QROPS: the new SIPP for UK expats
An increasing number of UK expatriates are now turning to QROPS (Qualifying Recognised Overseas Pension Schemes) as their preferred overseas pension vehicle, due to the significant advantages they offer to their UK counterparts, such as SIPPs.
In essence, a QROPS scheme is effectively an offshore SIPP, but has significant advantages over SIPPs, including being able to take a higher amount of tax free cash and a higher level of income than that which is available under SIPPs.
Like SIPPs, it is possible to access a full range of investments under a QROPS, from all investment fund providers, and unlike SIPPs, these can be denominated in a range of currencies. Also, as is the case with SIPPs, benefits from a QROPS, whether they be tax free cash or income or both, can be taken at any time from age 55.

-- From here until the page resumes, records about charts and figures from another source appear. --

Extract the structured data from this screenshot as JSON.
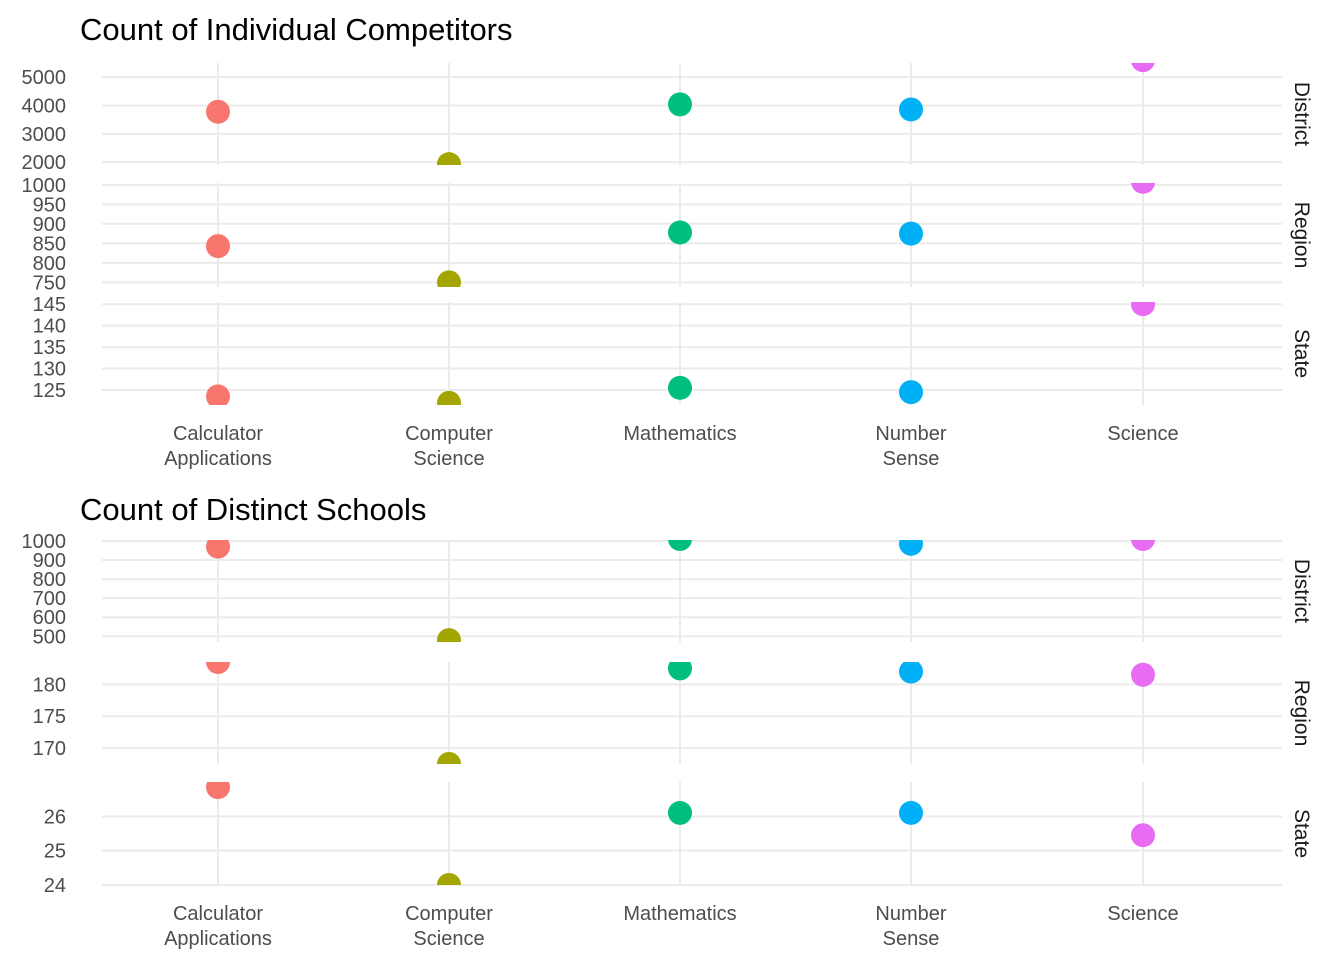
{
  "chart_data": [
    {
      "type": "scatter",
      "title": "Count of Individual Competitors",
      "categories": [
        "Calculator\nApplications",
        "Computer\nScience",
        "Mathematics",
        "Number\nSense",
        "Science"
      ],
      "colors": [
        "#F8766D",
        "#A3A500",
        "#00BF7D",
        "#00B0F6",
        "#E76BF3"
      ],
      "panels": [
        {
          "name": "District",
          "ylim": [
            1900,
            5500
          ],
          "yticks": [
            2000,
            3000,
            4000,
            5000
          ],
          "values": [
            3780,
            1930,
            4040,
            3860,
            5600
          ]
        },
        {
          "name": "Region",
          "ylim": [
            738,
            1005
          ],
          "yticks": [
            750,
            800,
            850,
            900,
            950,
            1000
          ],
          "values": [
            843,
            750,
            878,
            875,
            1008
          ]
        },
        {
          "name": "State",
          "ylim": [
            121.5,
            145.5
          ],
          "yticks": [
            125,
            130,
            135,
            140,
            145
          ],
          "values": [
            123.5,
            122,
            125.5,
            124.5,
            145
          ]
        }
      ]
    },
    {
      "type": "scatter",
      "title": "Count of Distinct Schools",
      "categories": [
        "Calculator\nApplications",
        "Computer\nScience",
        "Mathematics",
        "Number\nSense",
        "Science"
      ],
      "colors": [
        "#F8766D",
        "#A3A500",
        "#00BF7D",
        "#00B0F6",
        "#E76BF3"
      ],
      "panels": [
        {
          "name": "District",
          "ylim": [
            470,
            1005
          ],
          "yticks": [
            500,
            600,
            700,
            800,
            900,
            1000
          ],
          "values": [
            970,
            480,
            1010,
            985,
            1010
          ]
        },
        {
          "name": "Region",
          "ylim": [
            167.5,
            183.5
          ],
          "yticks": [
            170,
            175,
            180
          ],
          "values": [
            183.5,
            167.5,
            182.5,
            182,
            181.5
          ]
        },
        {
          "name": "State",
          "ylim": [
            24,
            27
          ],
          "yticks": [
            24,
            25,
            26
          ],
          "values": [
            26.85,
            24,
            26.1,
            26.1,
            25.45
          ]
        }
      ]
    }
  ]
}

A major advantage of QROPS over SIPPs is that QROPS funds can be passed on free of tax to a member’s family on death, whereas under a SIPP there is a tax charge of 55% applied to any funds passed on upon the death of a member. This tax treatment makes QROPS a very favourable alternative to SIPPs and other UK based pension schemes.
In short, in the right circumstances, it is difficult to perceive any significant advantages to a UK expatriate or UK pension holder who is now living abroad to retain their benefits in a SIPP, as opposed to transferring to a QROPS.
As always though, proper advice from a professional qualified independent adviser should always be sought to ensure that the correct pension transfer advice is given.